Catarina Martins usou tal tese para lembrar que os salários médios não sofrem
alterações devido às alterações laborais do tempo da Troika, em que o valor do
trabalho foi desvalorizado. Rui Rio não tratou de defender a herança de Passos
nesse momento.
SEGURANÇA SOCIAL
RUI RIO
“Temos de olhar a
sério para a sustentabilidade da Segurança Social, em nomes das pensões e
reformas de futuro, e dos mais jovens que têm de receber mais à frente”.
“A base da
Segurança Social tem de ser pública.

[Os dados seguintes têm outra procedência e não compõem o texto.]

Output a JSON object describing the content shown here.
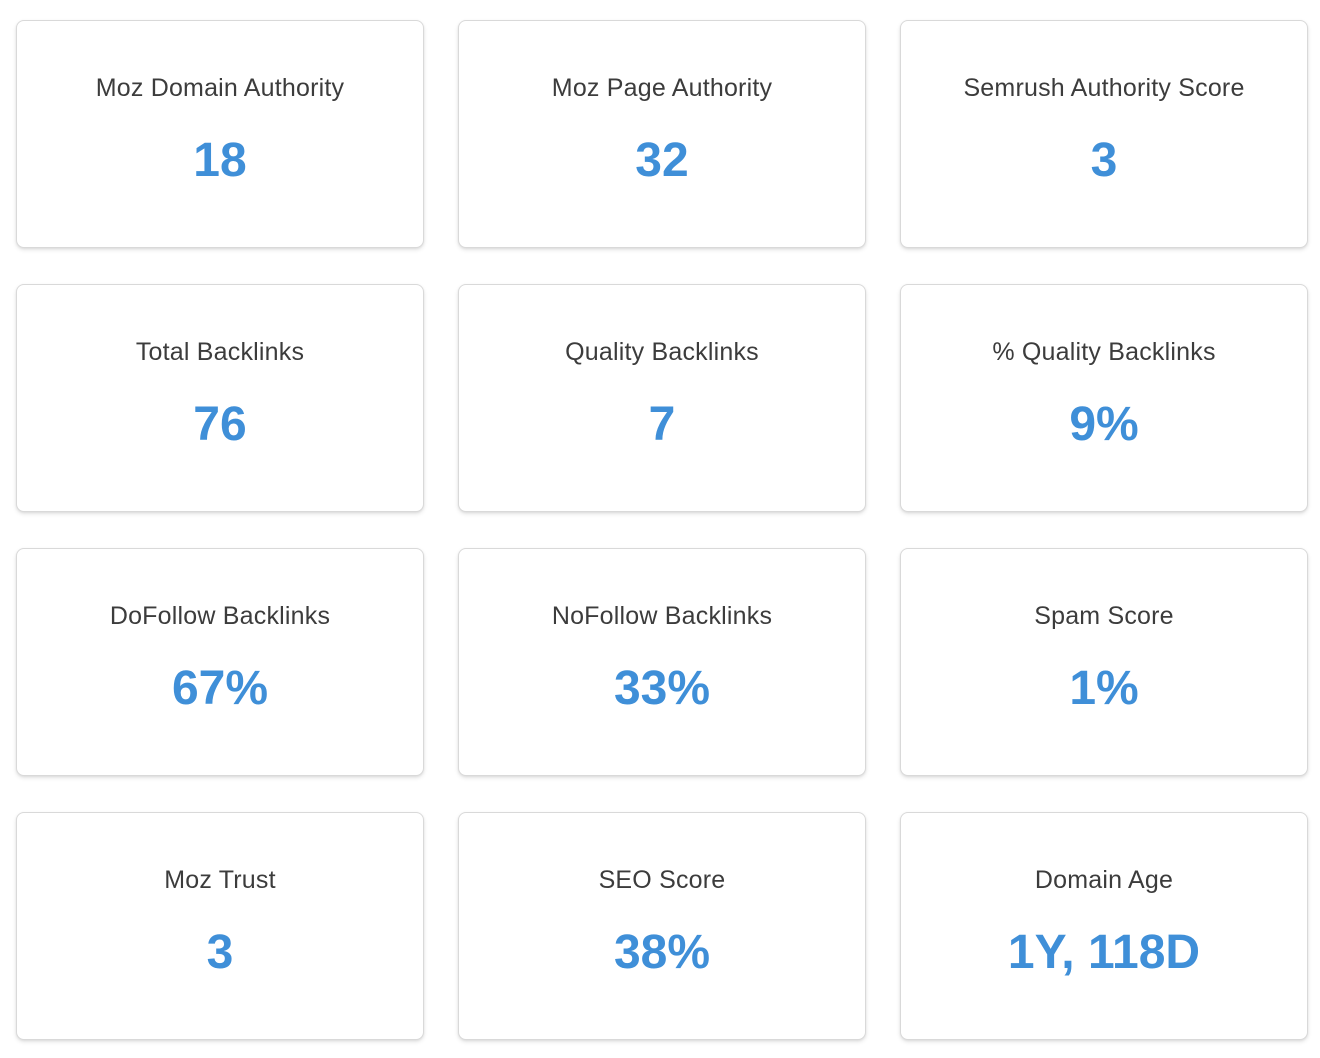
{
  "accent_color": "#3f8fd8",
  "metrics": [
    {
      "label": "Moz Domain Authority",
      "value": "18"
    },
    {
      "label": "Moz Page Authority",
      "value": "32"
    },
    {
      "label": "Semrush Authority Score",
      "value": "3"
    },
    {
      "label": "Total Backlinks",
      "value": "76"
    },
    {
      "label": "Quality Backlinks",
      "value": "7"
    },
    {
      "label": "% Quality Backlinks",
      "value": "9%"
    },
    {
      "label": "DoFollow Backlinks",
      "value": "67%"
    },
    {
      "label": "NoFollow Backlinks",
      "value": "33%"
    },
    {
      "label": "Spam Score",
      "value": "1%"
    },
    {
      "label": "Moz Trust",
      "value": "3"
    },
    {
      "label": "SEO Score",
      "value": "38%"
    },
    {
      "label": "Domain Age",
      "value": "1Y, 118D"
    }
  ]
}
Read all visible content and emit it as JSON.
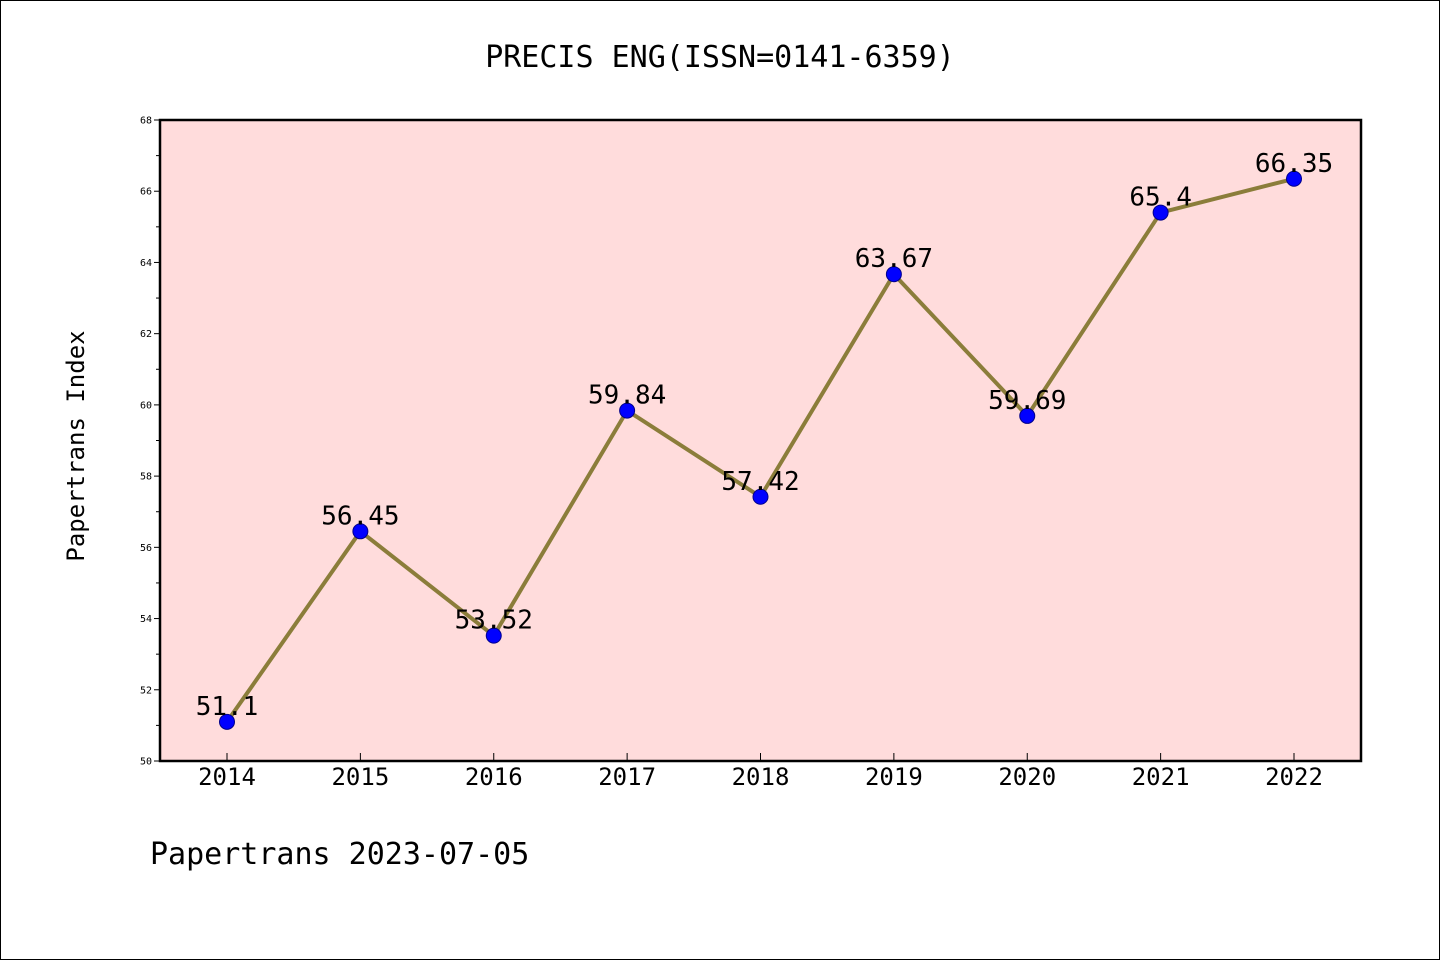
{
  "chart_data": {
    "type": "line",
    "title": "PRECIS ENG(ISSN=0141-6359)",
    "xlabel": "",
    "ylabel": "Papertrans Index",
    "categories": [
      "2014",
      "2015",
      "2016",
      "2017",
      "2018",
      "2019",
      "2020",
      "2021",
      "2022"
    ],
    "values": [
      51.1,
      56.45,
      53.52,
      59.84,
      57.42,
      63.67,
      59.69,
      65.4,
      66.35
    ],
    "data_labels": [
      "51.1",
      "56.45",
      "53.52",
      "59.84",
      "57.42",
      "63.67",
      "59.69",
      "65.4",
      "66.35"
    ],
    "ylim": [
      50,
      68
    ],
    "yticks": [
      "50",
      "52",
      "54",
      "56",
      "58",
      "60",
      "62",
      "64",
      "66",
      "68"
    ],
    "grid": false,
    "legend": "none",
    "colors": {
      "line": "#8b7d3a",
      "marker": "#0000ff",
      "marker_edge": "#00008b",
      "plot_background": "#ffdcdc",
      "axes": "#000000"
    }
  },
  "footer": {
    "text": "Papertrans 2023-07-05"
  }
}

Peço atenção às pessoas, mesmo aquelas que
se colocam à minha direita: se nós privatizássemos por completo, ou quase, a
Segurança Social, colocávamos as futuras pensões e reformas na bolsa e fundos
de pensão. Imagine-se o perigo. Coisa diferente é podermos termos um sistema
misto, onde há uma base pública que tem de ser sempre público, complementado
com uma base de capitalização”.
CATARINA MARTINS
“É
incompreensível que Rui Rio reconheça que colocar uma parte das pensões na
bolsa é um perigo e defenda que os trabalhadores devem colocar parte do
dinheiro na bolsa em vez da Segurança Social”.
“Se alguma coisa
que o BE provou é que consegue fazer o melhor pela Segurança Social”.
“Bem sei que Rui
Rio não gosta, mas existe uma coisa que ficou conhecido por imposto Mortágua,
uma taxa sobre o património imobiliário de luxo – uma taxa sobre milionários –
e que financia a Segurança Social. E que, só entre 2018 e 2020, deu ao Fundo de
Sustentabilidade da Segurança Social mais 477 milhões de euros. Rui Rio queria acabar no seu programa de 2019
com esta taxa”.
Contexto: O líder
do PSD falou de uma hipótese – capitalização de parte da Segurança Social – sem
se perceber se a defende no seu programa e, se sim, quais os seus moldes.
Quando confrontado com a possibilidade de fuga de contribuintes para outros
tipos de planos de reforma, que não o sistema público, Rui Rio não soube dizer
ao que vinha, deixando Catarina Martins enaltecer as qualidades do chamado
“imposto Mortágua” já no fim do debate.